Machine learning and data science tools on Azure Data Science Virtual Machines

Azure Data Science Virtual Machines (DSVMs) have a rich set of tools and libraries for machine learning. These resources are available in popular languages, such as Python, R, and Julia.

The DSVM supports these machine-learning tools and libraries:

Azure Machine Learning SDK for Python

For a full reference, visit Azure Machine Learning SDK for Python.

Category	Value
What is it?	You can use the Azure Machine Learning cloud service to develop and deploy machine-learning models. You can use the Python SDK to track your models as you build, train, scale, and manage them. Deploy models as containers, and run them in the cloud, on-premises, or on Azure IoT Edge.
Supported editions	Windows (conda environment: AzureML), Linux (conda environment: py36)
Typical uses	General machine-learning platform
How is it configured or installed?	Installed with GPU support
How to use or run it	As a Python SDK and in the Azure CLI. Activate to the conda environment `AzureML` on the Windows edition or activate to `py36` on the Linux edition.
Link to samples	Find sample Jupyter notebooks in the `AzureML` directory, under notebooks.

H2O

Category	Value
What is it?	An open-source AI platform that supports distributed, fast, in-memory, scalable machine learning.
Supported versions	Linux
Typical uses	General-purpose distributed, scalable machine learning
How is it configured or installed?	H2O is installed in `/dsvm/tools/h2o`.
How to use or run it	Connect to the VM with X2Go. Start a new terminal, and run `java -jar /dsvm/tools/h2o/current/h2o.jar`. Then, start a web browser and connect to `http://localhost:54321`.
Link to samples	Find samples on the VM in Jupyter, under the `h2o` directory.
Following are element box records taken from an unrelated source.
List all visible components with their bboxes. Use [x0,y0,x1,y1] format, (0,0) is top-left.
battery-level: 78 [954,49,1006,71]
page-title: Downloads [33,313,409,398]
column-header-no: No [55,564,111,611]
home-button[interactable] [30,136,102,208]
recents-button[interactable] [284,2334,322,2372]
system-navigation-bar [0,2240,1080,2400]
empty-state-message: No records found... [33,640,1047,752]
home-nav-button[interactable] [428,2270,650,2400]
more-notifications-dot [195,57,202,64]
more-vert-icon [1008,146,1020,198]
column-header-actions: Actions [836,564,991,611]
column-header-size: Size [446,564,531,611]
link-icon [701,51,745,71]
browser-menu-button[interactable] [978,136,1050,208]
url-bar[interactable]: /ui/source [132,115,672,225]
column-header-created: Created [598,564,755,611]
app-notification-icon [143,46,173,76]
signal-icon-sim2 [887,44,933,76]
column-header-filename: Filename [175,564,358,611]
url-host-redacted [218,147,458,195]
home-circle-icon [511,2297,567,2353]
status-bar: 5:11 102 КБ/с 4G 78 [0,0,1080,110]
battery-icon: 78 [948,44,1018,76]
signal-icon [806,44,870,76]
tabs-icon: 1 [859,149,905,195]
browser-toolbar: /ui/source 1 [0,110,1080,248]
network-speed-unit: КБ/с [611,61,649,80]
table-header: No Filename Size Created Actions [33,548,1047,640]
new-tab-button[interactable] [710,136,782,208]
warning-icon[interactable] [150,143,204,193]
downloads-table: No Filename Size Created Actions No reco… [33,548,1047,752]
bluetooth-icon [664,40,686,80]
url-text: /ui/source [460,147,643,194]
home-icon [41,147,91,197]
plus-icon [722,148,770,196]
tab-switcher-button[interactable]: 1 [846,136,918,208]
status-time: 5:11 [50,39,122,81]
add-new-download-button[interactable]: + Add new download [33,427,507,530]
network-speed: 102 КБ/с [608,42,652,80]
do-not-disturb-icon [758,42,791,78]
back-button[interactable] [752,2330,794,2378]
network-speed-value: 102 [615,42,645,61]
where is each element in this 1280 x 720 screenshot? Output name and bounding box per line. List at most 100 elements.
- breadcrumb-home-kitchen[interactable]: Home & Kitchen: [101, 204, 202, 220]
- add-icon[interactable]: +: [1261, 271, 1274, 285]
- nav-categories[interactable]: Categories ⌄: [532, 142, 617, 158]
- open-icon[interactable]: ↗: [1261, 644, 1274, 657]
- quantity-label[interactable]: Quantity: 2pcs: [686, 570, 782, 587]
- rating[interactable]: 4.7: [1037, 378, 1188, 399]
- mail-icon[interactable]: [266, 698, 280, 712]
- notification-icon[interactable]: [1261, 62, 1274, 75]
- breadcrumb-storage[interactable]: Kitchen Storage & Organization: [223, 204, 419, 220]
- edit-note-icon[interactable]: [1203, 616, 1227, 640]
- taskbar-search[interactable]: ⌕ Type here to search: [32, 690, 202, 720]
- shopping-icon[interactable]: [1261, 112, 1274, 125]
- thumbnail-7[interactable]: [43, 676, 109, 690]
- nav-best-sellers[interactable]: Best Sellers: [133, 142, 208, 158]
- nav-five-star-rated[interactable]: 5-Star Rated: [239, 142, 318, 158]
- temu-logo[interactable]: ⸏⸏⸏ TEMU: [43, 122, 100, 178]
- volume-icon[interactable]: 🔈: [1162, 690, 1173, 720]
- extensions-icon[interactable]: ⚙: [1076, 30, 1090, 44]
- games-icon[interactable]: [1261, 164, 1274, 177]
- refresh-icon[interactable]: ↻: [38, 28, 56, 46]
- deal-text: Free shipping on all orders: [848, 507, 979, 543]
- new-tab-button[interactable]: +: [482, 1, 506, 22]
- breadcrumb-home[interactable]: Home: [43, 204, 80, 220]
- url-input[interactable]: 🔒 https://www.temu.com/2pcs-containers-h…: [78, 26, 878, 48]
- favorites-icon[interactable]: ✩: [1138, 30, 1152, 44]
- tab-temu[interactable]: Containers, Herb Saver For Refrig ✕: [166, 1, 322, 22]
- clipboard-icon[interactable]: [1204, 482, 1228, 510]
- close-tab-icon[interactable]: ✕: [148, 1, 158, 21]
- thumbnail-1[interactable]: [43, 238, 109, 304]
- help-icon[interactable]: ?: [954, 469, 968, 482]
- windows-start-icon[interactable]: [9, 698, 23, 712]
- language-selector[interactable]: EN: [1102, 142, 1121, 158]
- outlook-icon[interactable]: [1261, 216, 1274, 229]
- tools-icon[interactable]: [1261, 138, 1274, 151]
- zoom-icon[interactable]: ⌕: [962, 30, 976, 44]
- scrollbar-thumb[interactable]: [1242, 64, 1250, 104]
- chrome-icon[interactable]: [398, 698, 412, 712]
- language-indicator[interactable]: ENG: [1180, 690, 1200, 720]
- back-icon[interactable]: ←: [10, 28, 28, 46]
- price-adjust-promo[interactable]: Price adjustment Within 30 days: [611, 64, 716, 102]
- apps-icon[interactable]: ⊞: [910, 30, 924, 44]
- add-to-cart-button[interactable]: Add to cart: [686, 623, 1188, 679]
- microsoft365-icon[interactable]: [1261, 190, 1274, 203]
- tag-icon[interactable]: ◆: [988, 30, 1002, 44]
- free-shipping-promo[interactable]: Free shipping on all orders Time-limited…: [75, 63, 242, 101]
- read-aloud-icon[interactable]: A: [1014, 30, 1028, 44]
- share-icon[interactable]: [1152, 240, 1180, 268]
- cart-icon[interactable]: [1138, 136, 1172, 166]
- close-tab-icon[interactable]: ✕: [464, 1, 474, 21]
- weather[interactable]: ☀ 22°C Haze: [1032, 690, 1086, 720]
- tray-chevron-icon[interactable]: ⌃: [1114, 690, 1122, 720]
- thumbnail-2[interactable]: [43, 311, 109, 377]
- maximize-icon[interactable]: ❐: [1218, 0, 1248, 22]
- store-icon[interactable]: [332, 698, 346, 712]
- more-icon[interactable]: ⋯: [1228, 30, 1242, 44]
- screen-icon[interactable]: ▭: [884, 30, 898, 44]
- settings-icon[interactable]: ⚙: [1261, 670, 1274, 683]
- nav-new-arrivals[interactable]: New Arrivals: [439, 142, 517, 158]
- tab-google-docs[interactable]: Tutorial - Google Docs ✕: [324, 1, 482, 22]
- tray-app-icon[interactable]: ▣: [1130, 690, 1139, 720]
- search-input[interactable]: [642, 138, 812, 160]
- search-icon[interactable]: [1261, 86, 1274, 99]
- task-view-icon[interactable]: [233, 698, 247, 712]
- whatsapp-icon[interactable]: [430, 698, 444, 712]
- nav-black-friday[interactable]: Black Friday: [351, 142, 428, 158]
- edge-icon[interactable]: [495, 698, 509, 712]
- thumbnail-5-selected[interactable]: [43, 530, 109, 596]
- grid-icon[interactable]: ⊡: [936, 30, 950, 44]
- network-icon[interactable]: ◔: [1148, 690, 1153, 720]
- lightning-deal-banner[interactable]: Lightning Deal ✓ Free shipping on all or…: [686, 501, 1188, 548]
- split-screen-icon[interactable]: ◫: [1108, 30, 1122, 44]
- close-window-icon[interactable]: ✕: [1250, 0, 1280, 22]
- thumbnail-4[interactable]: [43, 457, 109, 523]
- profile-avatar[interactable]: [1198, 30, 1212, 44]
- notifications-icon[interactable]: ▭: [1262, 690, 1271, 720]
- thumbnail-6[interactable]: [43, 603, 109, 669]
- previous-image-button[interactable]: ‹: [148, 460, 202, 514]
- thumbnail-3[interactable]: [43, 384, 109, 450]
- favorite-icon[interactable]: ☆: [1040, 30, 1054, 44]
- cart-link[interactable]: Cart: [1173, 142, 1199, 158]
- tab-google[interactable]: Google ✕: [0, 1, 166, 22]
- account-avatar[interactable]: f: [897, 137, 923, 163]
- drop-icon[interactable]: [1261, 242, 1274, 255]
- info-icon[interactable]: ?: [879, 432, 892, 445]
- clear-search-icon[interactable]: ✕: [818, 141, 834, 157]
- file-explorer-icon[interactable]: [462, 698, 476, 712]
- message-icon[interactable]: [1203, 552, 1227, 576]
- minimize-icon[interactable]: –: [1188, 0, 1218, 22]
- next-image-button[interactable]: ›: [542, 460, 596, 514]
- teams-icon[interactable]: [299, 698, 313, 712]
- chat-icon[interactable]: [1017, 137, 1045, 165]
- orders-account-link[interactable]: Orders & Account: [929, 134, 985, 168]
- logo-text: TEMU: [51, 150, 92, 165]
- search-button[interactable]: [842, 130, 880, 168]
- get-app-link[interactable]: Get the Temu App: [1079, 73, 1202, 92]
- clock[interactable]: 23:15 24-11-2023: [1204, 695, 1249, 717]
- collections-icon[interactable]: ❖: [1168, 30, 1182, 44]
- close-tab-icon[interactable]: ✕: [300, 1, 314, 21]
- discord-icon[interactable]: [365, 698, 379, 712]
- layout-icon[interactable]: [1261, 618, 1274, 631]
There are several other machine-learning libraries on DSVMs - for example, the popular scikit-learn package that's part of the Anaconda Python distribution for DSVMs. For a list of packages available in Python, R, and Julia, run the respective package managers.

LightGBM

Category	Value
What is it?	A fast, distributed, high-performance gradient-boosting (GBDT, GBRT, GBM, or MART) framework based on decision tree algorithms. Machine-learning tasks - ranking, classification, etc. - use it.
Supported versions	Windows, Linux
Typical uses	General-purpose gradient-boosting framework
How is it configured or installed?	LightGBM is installed as a Python package on Windows. On Linux, the command-line executable is located in `/opt/LightGBM/lightgbm`. The R package is installed, and Python packages are installed.
Link to samples	LightGBM guide

Rattle

Category	Value
What is it?	A graphical user interface for data mining that uses R.
Supported editions	Windows, Linux
Typical uses	General UI data-mining tool for R
How to use or run it	As a UI tool. On Windows, start a command prompt, run R, and then inside R, run `rattle()`. On Linux, connect with X2Go, start a terminal, run R, and then inside R, run `rattle()`.
Link to samples	Rattle

Vowpal Wabbit

Category	Value
What is it?	A fast, open-source, out-of-core learning system library
Supported editions	Windows, Linux
Typical uses	General machine-learning library
How is it configured or installed?	Windows: msi installer Linux: apt-get
How to use or run it	As an on-path command-line tool (`C:\Program Files\VowpalWabbit\vw.exe` on Windows, `/usr/bin/vw` on Linux)
Link to samples	VowPal Wabbit samples

Weka

Category	Value
What is it?	A collection of machine-learning algorithms for data-mining tasks. You can either apply the algorithms directly, or call them from your own Java code. Weka contains tools for data pre-processing, classification, regression, clustering, association rules, and visualization.
Supported editions	Windows, Linux
Typical uses	General machine-learning tool
How to use or run it	On Windows, search for Weka on the Start menu. On Linux, sign in with X2Go, and then go to Applications > Development > Weka.
Link to samples	Weka samples

XGBoost

Category	Value
What is it?	A fast, portable, and distributed gradient-boosting (GBDT, GBRT, or GBM) library for Python, R, Java, Scala, C++, and more. It runs on a single machine, and on Apache Hadoop and Spark.
Supported editions	Windows, Linux
Typical uses	General machine-learning library
How is it configured or installed?	Installed with GPU support
How to use or run it	As a Python library (2.7 and 3.6+), R package, and on-path command-line tool (`C:\dsvm\tools\xgboost\bin\xgboost.exe` for Windows and `/dsvm/tools/xgboost/xgboost` for Linux)
Links to samples	Samples are included on the VM, in `/dsvm/tools/xgboost/demo` on Linux, and `C:\dsvm\tools\xgboost\demo` on Windows.

Last updated on 2026-02-02